Uno de los aspectos que más me llamó la atención durante este proyecto fue el proceso de revisión que realiza la comunidad del Directorio de Fotos de WordPress. Al principio pensé que, si una fotografía tenía buena resolución y era visualmente atractiva, sería suficiente para que fuera aceptada. Sin embargo, conforme envié más imágenes comprendí que la revisión es mucho más detallada y que existen políticas específicas que todos los colaboradores deben respetar.
Recibir algunas fotografías rechazadas fue parte natural del aprendizaje y me permitió entender mejor los estándares de calidad que mantiene la comunidad de WordPress.
Enfrentando los rechazos
A medida que avanzaba con mis contribuciones, algunas fotografías no fueron aceptadas en el primer intento.
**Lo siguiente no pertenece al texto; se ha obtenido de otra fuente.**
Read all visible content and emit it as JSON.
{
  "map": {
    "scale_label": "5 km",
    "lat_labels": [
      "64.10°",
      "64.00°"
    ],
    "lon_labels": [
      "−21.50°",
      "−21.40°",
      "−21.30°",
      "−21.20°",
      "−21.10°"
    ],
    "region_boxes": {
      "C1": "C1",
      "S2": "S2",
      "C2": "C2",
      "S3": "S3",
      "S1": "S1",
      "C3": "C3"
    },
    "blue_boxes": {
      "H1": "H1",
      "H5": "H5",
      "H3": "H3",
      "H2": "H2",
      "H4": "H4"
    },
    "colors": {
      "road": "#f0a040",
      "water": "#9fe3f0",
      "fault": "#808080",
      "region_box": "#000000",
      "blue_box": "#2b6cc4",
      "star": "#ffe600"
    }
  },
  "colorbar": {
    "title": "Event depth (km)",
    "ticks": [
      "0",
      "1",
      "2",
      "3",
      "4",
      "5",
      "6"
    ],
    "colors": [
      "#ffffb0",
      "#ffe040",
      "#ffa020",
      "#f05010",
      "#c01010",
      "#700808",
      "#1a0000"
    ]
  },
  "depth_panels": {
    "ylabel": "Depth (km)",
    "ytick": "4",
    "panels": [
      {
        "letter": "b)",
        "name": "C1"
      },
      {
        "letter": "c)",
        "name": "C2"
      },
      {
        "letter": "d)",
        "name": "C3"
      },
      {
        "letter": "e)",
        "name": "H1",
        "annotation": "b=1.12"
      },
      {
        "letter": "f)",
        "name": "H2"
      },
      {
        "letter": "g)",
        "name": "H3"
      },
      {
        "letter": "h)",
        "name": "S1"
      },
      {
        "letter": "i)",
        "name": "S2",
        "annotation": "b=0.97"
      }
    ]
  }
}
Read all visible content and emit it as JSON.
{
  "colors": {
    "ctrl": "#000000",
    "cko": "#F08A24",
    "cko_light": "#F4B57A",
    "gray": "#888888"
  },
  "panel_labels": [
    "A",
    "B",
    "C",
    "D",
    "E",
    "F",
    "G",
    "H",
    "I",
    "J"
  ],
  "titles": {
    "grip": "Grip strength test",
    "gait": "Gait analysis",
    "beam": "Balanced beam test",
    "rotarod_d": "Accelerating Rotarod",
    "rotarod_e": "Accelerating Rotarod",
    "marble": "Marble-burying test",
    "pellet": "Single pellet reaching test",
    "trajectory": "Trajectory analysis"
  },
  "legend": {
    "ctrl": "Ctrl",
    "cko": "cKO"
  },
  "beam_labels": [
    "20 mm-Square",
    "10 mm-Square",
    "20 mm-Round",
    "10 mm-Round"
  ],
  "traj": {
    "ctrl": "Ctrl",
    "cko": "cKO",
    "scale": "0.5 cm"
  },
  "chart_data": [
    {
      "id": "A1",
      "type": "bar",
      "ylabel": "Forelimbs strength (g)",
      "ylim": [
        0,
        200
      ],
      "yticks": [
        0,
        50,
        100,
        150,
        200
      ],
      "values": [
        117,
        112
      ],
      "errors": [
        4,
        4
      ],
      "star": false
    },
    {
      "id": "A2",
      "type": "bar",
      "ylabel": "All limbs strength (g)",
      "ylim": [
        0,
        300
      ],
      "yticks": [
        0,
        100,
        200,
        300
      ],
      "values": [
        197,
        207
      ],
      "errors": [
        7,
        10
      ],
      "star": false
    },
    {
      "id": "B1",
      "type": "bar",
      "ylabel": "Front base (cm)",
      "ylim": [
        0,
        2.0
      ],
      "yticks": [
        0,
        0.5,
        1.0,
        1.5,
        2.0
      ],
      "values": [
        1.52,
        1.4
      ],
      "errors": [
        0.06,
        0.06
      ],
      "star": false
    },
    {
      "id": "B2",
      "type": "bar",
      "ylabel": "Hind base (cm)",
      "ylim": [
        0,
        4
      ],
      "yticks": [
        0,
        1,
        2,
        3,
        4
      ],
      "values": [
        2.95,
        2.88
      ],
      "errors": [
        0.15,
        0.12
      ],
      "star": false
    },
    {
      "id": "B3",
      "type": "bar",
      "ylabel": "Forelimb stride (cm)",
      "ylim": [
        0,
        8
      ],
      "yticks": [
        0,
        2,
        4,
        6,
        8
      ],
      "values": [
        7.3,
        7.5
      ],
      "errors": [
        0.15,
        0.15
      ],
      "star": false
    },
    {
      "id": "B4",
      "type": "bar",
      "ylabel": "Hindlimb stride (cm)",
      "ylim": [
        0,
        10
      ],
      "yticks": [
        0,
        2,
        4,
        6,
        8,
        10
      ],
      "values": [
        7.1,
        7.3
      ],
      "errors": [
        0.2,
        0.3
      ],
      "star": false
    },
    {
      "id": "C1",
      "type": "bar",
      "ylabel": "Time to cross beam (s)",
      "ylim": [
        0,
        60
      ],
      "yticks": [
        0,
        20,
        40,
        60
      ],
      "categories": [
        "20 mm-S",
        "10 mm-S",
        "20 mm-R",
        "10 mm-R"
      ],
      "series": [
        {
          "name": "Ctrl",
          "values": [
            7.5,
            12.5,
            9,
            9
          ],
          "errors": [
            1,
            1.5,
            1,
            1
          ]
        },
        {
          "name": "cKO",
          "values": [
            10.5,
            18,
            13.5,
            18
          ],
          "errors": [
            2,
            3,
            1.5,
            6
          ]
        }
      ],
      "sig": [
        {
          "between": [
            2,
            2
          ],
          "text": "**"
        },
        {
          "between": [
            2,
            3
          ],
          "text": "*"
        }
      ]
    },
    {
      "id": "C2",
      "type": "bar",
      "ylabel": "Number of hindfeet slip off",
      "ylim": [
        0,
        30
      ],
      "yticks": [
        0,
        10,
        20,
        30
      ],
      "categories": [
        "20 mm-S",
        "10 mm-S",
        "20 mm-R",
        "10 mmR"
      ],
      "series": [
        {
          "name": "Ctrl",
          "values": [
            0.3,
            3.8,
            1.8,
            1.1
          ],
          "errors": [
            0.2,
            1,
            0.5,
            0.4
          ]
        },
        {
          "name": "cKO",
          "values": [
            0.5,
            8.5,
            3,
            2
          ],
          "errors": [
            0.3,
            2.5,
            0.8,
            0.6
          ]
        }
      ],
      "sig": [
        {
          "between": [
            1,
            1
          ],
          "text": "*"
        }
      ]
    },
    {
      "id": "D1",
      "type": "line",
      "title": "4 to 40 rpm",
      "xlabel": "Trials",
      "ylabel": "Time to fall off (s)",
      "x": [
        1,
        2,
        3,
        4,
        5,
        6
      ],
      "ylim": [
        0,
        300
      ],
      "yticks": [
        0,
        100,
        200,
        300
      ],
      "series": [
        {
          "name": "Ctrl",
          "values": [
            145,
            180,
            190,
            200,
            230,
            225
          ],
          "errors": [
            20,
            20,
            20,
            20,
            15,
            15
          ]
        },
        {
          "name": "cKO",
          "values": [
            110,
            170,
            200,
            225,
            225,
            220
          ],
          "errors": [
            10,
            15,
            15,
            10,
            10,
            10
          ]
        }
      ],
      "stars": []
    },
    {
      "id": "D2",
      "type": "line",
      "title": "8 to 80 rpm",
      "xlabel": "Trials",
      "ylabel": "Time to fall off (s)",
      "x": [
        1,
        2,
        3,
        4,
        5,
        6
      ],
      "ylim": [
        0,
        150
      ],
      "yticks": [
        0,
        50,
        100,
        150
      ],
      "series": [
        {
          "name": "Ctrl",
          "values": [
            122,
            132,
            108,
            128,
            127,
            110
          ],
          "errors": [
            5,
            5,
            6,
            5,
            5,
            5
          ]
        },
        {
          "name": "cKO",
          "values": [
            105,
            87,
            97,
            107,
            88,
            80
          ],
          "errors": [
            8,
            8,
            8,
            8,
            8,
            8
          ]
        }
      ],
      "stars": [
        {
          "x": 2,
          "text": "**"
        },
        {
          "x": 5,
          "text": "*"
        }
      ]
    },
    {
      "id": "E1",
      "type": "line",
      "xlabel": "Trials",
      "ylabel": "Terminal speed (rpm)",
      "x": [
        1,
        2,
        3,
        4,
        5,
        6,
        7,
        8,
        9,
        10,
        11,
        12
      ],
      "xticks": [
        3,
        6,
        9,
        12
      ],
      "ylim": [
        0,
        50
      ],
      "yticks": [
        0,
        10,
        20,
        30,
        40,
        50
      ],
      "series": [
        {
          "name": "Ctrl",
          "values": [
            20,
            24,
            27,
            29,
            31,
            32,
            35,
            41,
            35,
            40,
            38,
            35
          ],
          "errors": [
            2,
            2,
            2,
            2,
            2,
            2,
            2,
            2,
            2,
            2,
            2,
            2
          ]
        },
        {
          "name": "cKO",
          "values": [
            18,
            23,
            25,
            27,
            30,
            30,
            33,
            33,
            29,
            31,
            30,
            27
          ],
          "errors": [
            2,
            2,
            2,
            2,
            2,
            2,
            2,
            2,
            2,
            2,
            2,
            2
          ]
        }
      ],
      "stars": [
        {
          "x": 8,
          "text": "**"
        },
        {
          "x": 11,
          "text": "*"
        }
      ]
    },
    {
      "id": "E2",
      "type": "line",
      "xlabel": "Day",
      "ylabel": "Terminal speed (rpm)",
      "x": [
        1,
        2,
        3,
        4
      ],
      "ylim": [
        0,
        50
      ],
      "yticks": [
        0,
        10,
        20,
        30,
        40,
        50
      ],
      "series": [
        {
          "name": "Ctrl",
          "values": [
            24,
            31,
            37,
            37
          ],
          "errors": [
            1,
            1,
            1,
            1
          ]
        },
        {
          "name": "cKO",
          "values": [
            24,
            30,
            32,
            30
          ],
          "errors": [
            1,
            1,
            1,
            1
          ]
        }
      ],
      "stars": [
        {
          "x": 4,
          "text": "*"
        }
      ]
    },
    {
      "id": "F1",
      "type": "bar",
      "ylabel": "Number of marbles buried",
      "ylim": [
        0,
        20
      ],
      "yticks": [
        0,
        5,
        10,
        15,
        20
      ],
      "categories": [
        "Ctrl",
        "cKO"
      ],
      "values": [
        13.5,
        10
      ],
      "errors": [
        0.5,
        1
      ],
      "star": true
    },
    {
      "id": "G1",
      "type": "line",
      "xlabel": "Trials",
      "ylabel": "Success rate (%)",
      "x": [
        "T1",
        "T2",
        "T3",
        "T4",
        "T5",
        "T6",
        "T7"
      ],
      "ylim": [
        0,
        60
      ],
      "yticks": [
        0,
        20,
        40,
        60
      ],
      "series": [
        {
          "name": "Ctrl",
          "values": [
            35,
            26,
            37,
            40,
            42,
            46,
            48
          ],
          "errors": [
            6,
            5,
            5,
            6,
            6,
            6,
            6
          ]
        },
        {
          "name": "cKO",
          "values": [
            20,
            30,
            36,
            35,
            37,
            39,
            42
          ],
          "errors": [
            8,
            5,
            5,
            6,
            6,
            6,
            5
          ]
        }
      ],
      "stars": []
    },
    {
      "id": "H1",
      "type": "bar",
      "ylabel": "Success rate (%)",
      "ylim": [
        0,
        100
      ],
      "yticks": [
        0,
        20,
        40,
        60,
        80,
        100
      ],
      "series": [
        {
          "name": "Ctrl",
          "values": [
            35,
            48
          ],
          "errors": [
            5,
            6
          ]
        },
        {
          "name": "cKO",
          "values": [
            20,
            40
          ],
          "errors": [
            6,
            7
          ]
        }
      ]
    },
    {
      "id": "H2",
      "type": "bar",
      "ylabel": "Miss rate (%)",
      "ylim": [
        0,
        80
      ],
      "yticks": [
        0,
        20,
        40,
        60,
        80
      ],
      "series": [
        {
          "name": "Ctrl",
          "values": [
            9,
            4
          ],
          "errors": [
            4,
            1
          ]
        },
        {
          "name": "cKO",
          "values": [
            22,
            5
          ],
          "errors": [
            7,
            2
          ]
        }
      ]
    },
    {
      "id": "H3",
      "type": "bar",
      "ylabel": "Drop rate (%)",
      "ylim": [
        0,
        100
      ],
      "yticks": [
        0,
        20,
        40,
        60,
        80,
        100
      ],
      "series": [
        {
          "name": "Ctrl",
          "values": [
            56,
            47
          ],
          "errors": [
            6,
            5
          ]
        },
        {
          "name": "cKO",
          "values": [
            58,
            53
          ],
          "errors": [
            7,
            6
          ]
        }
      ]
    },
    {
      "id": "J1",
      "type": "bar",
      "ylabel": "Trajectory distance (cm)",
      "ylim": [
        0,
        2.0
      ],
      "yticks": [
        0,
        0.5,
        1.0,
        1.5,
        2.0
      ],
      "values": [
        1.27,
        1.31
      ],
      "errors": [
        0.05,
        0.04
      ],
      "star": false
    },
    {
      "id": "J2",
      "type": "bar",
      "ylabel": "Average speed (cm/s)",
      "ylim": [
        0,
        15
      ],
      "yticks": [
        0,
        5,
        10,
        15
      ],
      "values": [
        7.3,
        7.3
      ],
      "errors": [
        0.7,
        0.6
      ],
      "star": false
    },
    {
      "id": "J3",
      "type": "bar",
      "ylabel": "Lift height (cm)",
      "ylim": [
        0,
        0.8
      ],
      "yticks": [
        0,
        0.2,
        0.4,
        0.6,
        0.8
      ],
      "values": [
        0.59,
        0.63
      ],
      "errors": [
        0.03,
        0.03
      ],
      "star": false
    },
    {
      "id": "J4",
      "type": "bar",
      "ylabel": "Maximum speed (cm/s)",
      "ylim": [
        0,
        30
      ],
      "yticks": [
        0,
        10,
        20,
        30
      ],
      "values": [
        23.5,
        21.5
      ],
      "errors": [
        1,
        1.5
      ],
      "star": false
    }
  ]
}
En ciertos casos el motivo estaba relacionado con la calidad de la imagen, mientras que en otros la fotografía incumplía alguna de las políticas establecidas por el Directorio de Fotos.
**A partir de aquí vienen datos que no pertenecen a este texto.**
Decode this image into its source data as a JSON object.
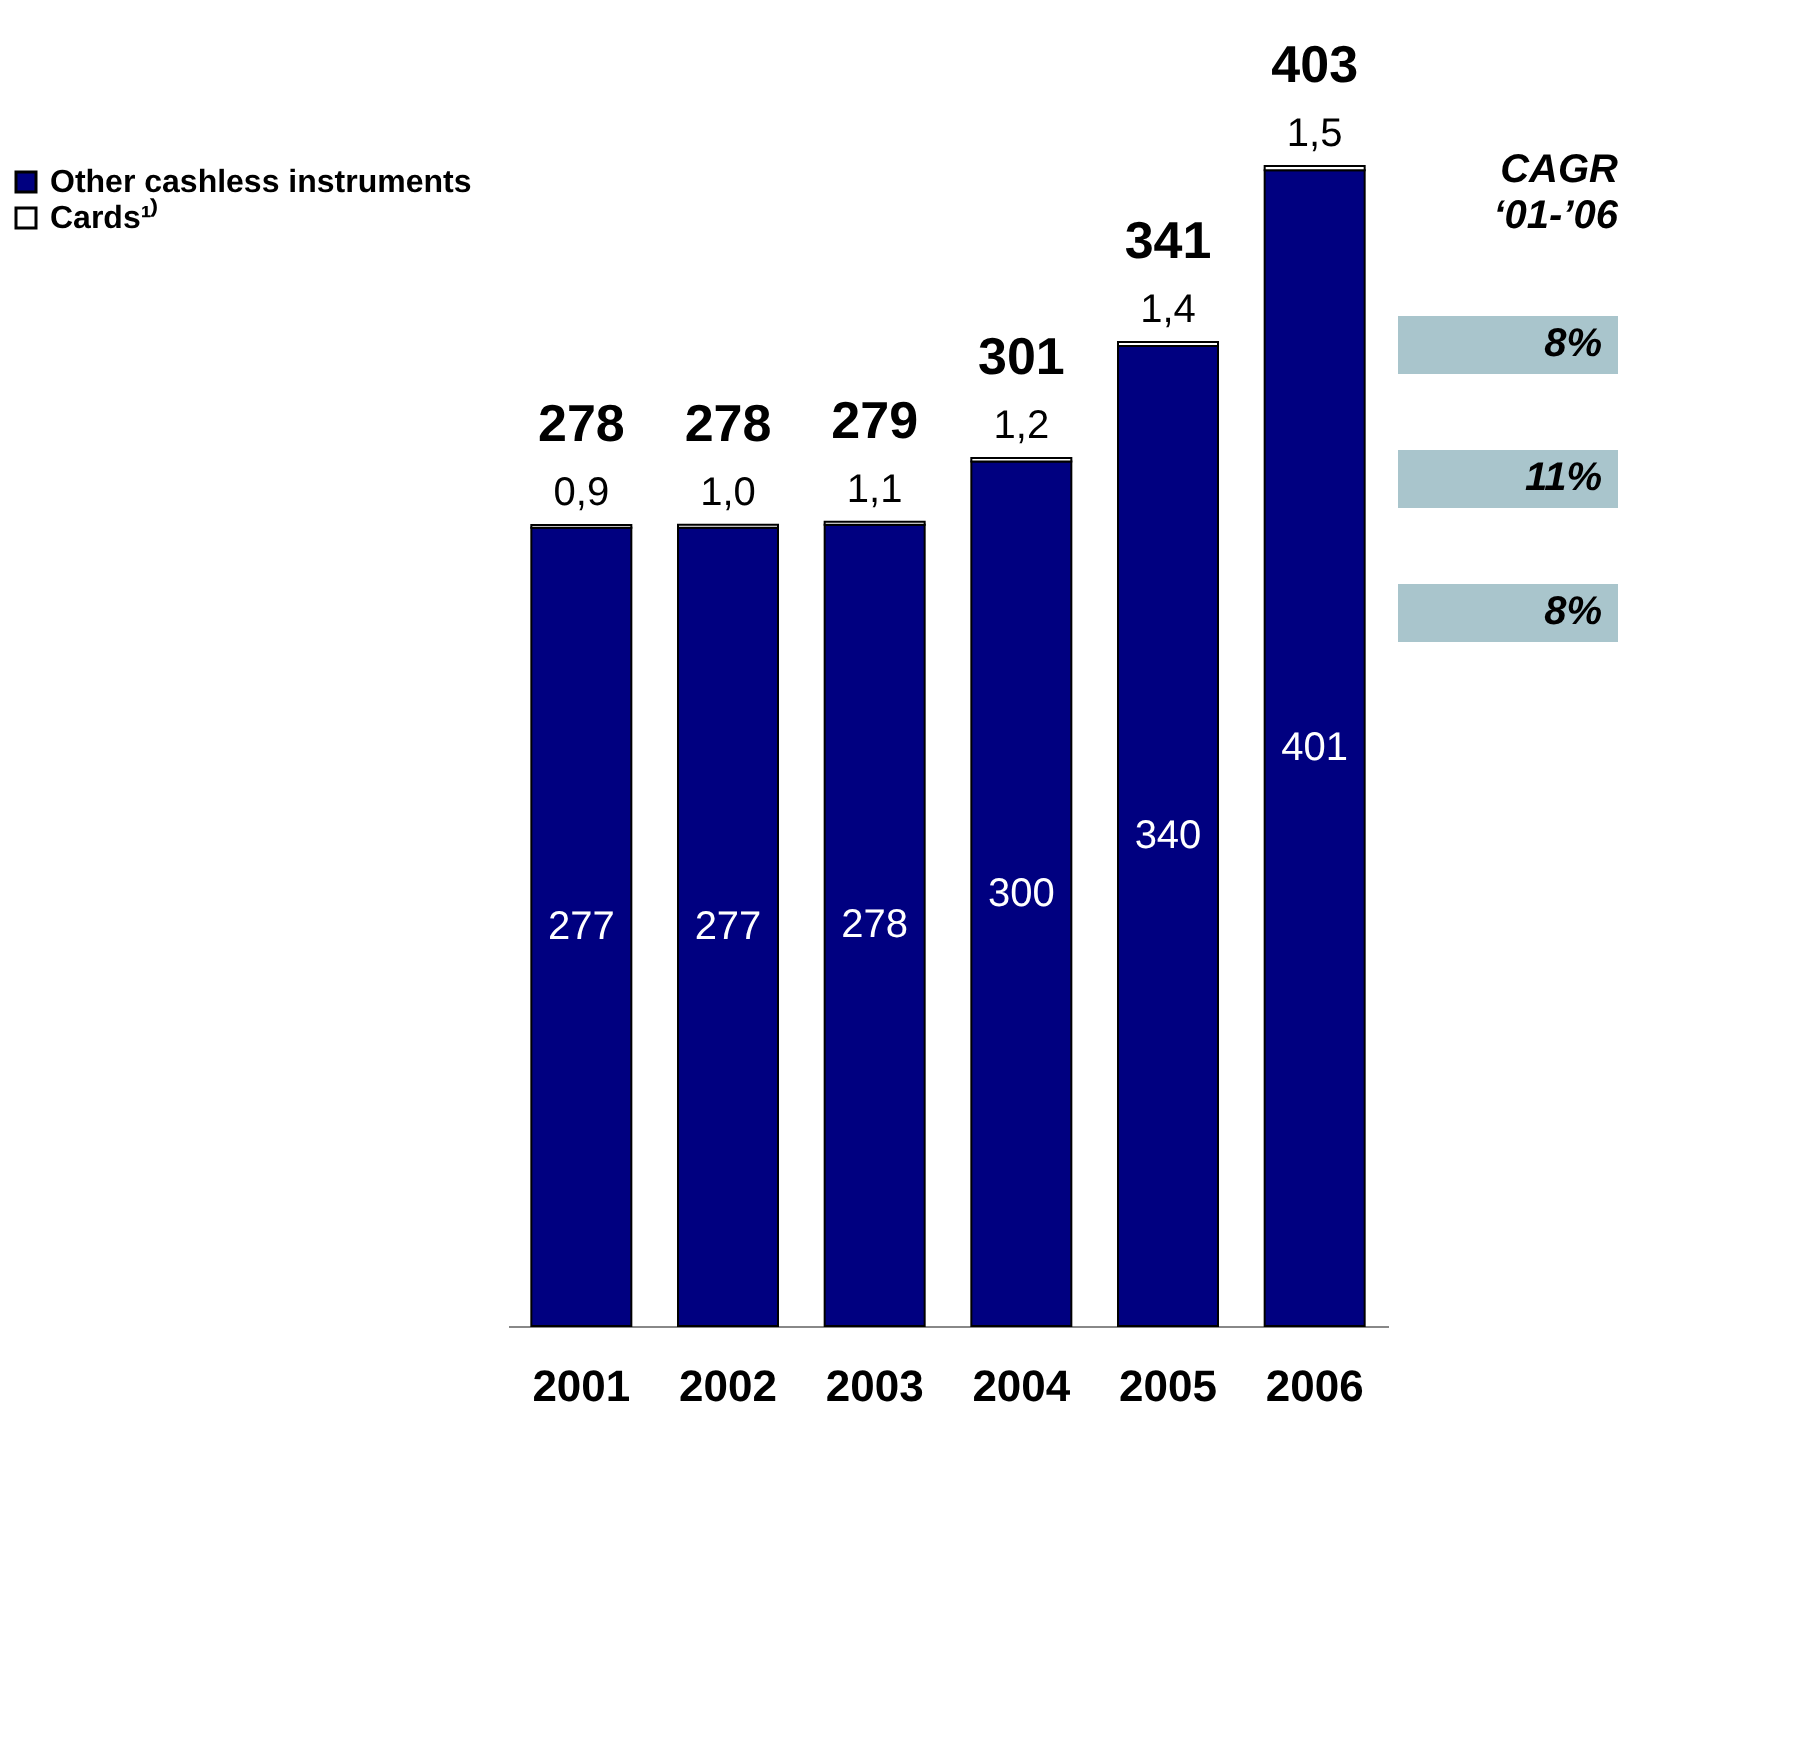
{
  "chart_data": {
    "type": "bar",
    "stacked": true,
    "legend": "left",
    "categories": [
      "2001",
      "2002",
      "2003",
      "2004",
      "2005",
      "2006"
    ],
    "series": [
      {
        "name": "Other cashless instruments",
        "color": "#000080",
        "values": [
          277,
          277,
          278,
          300,
          340,
          401
        ],
        "value_labels": [
          "277",
          "277",
          "278",
          "300",
          "340",
          "401"
        ]
      },
      {
        "name": "Cards¹⁾",
        "color": "#ffffff",
        "values": [
          0.9,
          1.0,
          1.1,
          1.2,
          1.4,
          1.5
        ],
        "value_labels": [
          "0,9",
          "1,0",
          "1,1",
          "1,2",
          "1,4",
          "1,5"
        ]
      }
    ],
    "totals": [
      "278",
      "278",
      "279",
      "301",
      "341",
      "403"
    ],
    "annotations": [
      "CAGR ‘01-’06",
      "8%",
      "11%",
      "8%"
    ]
  }
}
Uno de los aspectos que más me sorprendió fue descubrir que detalles aparentemente pequeños podían provocar un rechazo. Por ejemplo, algunas imágenes mostraban placas de vehículos que eran visibles dentro de la fotografía. Aunque inicialmente no consideré que esto representara un problema, aprendí que el Directorio busca proteger la privacidad y cumplir con sus lineamientos de publicación.
Cada observación realizada por los revisores representó una oportunidad para comprender mejor qué tipo de contenido espera la comunidad y cómo podía mejorar mis futuras contribuciones.
Mejorando mi proceso
Después de recibir la retroalimentación decidí cambiar la forma en que seleccionaba mis fotografías antes de enviarlas. Comencé a revisar con mayor atención aspectos como la calidad de la imagen, los elementos visibles dentro de la fotografía y el cumplimiento de las políticas del Directorio.
También dediqué más tiempo a editar las imágenes cuando era necesario, utilizando GIMP para realizar pequeños ajustes en el tamaño, la resolución o el encuadre. Antes de cada envío verificaba nuevamente que la fotografía cumpliera con los requisitos establecidos, lo que redujo la cantidad de errores en las siguientes contribuciones.
Este cambio en mi proceso me permitió realizar envíos con mayor confianza y aumentar progresivamente el número de fotografías aceptadas.